Life with one child is infinitely different than life with multiple children. That’s not to say that having one is easy (believe me, it’s NOT) but logistically it’s just different.
Before I had my first child, I swore up and down that I wouldn’t sacrifice everything I loved; I wouldn’t give up all my friends and hobbies to obsessively dote on my child. I promised myself (and anyone else who cared to listen to my rants) that I wouldn’t lose myself in parenthood; I would do my hair and wear makeup and go out to cool restaurants in the city and see my friends and talk about things other than my kid. I would make my child adapt to my lifestyle as much as possible instead of the other way around.
And for the most part, it worked out that way. Having one child definitely changes one’s lifestyle a bit, but it’s still possible to find time for yourself if you make it a priority. I was still able to take on creative work that I enjoyed and go out to real, non-drive-thru restaurants and browse through thrift shops — all with my daughter in tow.
Then I got pregnant again when my daughter was 2. Suddenly, I was exhausted. We were in a season of tantrums and I had to adapt a bit to suit this new stage of life. I still made time for the things I enjoyed, but the outings were more infrequent. My 2-year-old was less adaptable when it came to missing naps, and I was too exhausted with pregnancy to deal with her kicking and screaming in public. Still, I tried to keep up with friends and play dates and getting out of the house. I didn’t want to miss out on anything fun, and whenever humanly possible I would say “yes” to things — where it was happy hour, book clubs, writing jobs, extra household tasks, or outings with friends.
I continued to do this until I realized that there just might be a better way. I now have a 4-year-old, an almost-2-year-old, and I am 29 weeks pregnant with my third child. To say that I am exhausted would be a massive understatement. Despite my desire to say “yes” all the time (not to mention my fear of missing out on fun things) I’ve had to learn to say “no” more often — for the sake of my sanity.

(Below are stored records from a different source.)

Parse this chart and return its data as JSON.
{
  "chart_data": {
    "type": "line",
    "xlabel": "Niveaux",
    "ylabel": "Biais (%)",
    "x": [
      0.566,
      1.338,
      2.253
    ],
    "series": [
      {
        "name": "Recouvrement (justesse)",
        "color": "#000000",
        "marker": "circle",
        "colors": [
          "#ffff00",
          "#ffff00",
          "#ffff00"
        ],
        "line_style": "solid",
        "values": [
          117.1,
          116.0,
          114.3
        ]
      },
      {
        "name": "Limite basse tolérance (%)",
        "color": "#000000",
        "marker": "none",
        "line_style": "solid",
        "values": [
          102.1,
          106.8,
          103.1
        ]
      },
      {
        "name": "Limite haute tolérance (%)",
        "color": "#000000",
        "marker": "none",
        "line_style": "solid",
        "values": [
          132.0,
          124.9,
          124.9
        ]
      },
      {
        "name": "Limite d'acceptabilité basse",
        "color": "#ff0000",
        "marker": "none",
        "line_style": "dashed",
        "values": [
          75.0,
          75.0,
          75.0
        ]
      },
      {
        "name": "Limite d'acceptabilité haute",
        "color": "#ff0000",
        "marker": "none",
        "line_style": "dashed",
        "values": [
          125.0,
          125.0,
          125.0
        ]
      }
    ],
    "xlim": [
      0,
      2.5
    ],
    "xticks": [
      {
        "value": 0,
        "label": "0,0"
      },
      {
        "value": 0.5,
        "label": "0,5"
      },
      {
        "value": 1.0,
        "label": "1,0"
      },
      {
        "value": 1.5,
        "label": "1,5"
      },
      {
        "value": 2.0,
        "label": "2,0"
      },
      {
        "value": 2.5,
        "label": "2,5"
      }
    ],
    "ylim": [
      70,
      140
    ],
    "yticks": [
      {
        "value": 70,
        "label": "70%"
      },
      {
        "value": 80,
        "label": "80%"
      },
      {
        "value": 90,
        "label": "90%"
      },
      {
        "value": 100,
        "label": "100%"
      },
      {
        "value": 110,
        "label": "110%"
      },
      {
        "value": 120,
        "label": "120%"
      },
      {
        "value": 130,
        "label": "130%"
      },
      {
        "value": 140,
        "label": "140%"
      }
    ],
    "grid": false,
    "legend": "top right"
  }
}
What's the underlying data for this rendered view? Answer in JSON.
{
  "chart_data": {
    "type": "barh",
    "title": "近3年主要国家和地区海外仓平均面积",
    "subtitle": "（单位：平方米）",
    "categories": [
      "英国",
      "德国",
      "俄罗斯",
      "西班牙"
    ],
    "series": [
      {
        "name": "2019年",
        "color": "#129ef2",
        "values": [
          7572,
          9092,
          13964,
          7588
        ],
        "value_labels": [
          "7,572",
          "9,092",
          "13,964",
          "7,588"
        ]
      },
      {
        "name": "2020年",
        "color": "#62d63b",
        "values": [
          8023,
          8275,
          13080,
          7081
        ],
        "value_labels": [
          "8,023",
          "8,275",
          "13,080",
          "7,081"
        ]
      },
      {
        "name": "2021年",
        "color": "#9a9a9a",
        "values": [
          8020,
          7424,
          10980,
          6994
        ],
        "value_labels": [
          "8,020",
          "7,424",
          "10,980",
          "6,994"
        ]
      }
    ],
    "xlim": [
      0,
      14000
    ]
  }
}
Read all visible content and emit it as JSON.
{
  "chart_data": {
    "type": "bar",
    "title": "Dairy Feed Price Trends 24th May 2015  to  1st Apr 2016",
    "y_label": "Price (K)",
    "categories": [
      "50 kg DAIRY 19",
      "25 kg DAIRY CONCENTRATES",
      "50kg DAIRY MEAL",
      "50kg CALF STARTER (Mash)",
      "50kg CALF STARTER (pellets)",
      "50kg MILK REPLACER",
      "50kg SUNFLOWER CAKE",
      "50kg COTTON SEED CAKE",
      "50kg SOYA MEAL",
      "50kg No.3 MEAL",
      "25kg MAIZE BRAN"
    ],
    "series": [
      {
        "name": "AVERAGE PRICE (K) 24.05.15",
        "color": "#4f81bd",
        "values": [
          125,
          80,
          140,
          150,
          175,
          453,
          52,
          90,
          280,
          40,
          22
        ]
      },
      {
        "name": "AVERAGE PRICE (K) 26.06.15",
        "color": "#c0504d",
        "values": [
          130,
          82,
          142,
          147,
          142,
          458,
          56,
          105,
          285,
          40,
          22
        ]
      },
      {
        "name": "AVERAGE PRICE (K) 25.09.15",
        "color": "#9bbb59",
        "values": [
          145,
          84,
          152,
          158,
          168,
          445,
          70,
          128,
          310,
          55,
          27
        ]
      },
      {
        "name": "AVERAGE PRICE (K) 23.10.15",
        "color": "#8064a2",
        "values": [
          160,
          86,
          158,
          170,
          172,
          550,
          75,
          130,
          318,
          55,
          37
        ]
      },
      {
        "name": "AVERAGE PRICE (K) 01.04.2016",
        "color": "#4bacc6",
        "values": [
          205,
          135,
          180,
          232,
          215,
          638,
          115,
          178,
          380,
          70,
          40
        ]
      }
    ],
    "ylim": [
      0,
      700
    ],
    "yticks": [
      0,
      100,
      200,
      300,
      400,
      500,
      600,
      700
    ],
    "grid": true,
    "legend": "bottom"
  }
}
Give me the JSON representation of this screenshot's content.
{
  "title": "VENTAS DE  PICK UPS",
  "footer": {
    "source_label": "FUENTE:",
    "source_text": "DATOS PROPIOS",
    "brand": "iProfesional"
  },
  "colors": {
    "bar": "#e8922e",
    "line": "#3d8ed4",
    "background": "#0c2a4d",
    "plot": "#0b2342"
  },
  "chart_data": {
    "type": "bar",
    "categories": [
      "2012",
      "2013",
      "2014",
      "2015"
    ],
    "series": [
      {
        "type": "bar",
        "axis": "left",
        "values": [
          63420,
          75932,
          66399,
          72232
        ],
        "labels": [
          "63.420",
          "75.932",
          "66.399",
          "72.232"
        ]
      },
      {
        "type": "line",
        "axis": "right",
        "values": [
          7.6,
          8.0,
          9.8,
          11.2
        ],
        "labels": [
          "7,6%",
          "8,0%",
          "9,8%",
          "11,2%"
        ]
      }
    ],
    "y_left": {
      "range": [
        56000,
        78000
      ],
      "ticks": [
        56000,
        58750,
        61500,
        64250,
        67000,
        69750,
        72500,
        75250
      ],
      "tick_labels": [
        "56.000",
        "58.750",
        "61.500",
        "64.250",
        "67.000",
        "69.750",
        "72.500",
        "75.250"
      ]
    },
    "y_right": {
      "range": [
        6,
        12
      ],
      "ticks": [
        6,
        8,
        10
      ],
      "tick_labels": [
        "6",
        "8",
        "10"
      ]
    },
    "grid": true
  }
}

I’ve realized that on the days when our schedule is packed out and we are rushing from place to place, I am a million times more likely to feel overwhelmed and get frustrated at my children.
The thing is, I’m just slower than I used to be, and my kids are almost always slower than I anticipate. We were constantly running late, and my children were often overtired or grumpy from pushing back nap or meal times in pursuit of checking things off of the to-do list. It was just too much. So I started simply doing less — and I’ve been realizing that there is beauty and freedom in it.
As I’ve been replacing dinners out with a little bit more TV time for my kids, I’ve seen that the world will not end if I don’t do everything perfectly. I’ve also seen that when I free up our schedule and let go of some of the expectations I have put on myself, I become a much more relaxed parent. I’m less frustrated at my kids, because we aren’t being put in as many situations where I am unable to manage them.
Last week, we declined to go to the beach with friends. And although my FOMO was at an all-time high, I knew it was the right decision because I would’ve felt overwhelmed without the help of my husband. We stayed home and went to the park instead. It may not have been the most exciting event ever, but we enjoyed the sunshine and I kept my sanity, which in the end is really all that matters, isn’t it?
Learning what my parenting limits are — and acknowledging that I am just one person who can’t always do it all — has been a real game-changer. It doesn’t mean that I’m waving the white flag of my life in the name of parenthood, I am simply being realistic and admitting that sometimes I need a little more help and some extra rest.